In Orlando, Lindsay Reynolds, 27, was furloughed from her job with a major theme park company in mid-April. Relying on the $600 boost, Reynolds re-calibrated her budget to cover rent, utilities and a car payment, allotting no more than $75 a week for groceries. She sought out discounts at Publix, avoided more expensive organic products and tried to eat healthfully while living off chicken, pasta and rice. She’d sometimes treat herself to a cheap takeout meal once a week.
That was sustainable until her enhanced jobless benefits vanished, slicing her weekly payment to just $247 from the state of Florida after taxes.

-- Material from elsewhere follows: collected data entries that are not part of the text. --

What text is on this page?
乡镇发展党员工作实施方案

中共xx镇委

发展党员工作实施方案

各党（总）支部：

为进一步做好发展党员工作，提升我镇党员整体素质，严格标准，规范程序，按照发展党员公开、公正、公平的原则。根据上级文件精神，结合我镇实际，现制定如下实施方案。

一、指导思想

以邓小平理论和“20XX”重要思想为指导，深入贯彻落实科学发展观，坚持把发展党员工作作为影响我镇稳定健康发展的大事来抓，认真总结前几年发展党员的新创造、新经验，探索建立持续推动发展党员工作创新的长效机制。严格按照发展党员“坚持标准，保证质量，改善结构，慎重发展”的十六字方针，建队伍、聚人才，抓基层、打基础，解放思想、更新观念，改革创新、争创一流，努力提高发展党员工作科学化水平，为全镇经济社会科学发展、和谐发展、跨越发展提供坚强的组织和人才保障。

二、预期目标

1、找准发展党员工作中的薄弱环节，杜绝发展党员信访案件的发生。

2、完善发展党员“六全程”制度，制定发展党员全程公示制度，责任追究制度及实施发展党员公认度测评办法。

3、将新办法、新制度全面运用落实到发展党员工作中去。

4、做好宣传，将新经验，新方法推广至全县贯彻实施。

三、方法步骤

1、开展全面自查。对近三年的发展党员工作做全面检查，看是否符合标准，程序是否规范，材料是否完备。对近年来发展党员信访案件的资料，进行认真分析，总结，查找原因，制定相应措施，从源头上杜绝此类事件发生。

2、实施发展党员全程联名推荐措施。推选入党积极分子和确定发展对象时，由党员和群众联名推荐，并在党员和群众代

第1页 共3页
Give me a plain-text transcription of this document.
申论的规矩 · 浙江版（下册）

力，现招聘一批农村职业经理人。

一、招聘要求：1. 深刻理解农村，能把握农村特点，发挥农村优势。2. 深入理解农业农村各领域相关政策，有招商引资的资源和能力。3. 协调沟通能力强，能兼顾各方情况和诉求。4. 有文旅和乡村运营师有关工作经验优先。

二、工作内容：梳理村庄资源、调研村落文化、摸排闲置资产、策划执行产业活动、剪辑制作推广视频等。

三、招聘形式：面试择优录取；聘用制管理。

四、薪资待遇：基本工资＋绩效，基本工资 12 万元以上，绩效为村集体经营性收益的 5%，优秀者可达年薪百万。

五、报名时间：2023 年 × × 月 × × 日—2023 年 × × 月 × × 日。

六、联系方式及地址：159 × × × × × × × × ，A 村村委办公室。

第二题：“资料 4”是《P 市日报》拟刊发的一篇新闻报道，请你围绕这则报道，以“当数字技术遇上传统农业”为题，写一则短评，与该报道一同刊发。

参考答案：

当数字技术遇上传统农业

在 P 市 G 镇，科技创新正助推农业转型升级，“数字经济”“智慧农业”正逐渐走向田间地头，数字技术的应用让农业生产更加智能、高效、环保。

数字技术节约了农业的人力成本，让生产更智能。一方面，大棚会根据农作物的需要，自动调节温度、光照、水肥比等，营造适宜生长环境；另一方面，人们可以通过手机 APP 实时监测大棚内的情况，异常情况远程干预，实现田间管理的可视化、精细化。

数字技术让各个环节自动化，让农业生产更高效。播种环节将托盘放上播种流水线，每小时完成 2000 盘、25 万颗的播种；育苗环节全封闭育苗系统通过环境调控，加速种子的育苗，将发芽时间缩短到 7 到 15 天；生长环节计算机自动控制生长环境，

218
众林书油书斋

Reynolds is eager to go back to work, but her company relies on tourism. Over the weekend, she moved back in with her parents – a privilege she knows isn’t available to everyone trying to make ends meet.
“As I was crunching the numbers, everything started to implode, and I called my parents sobbing,” Reynolds said. “They said, ‘why don’t you consider driving home for a little bit … Come home so we can cover your food so you can use all of your employment money for all of your other bills.'”
As she was packing up to leave, Reynolds darted into a Publix to snag some Lysol wipes for her parents. The $6.50 price tag was hard to swallow. Reynolds figured it was the least she could do.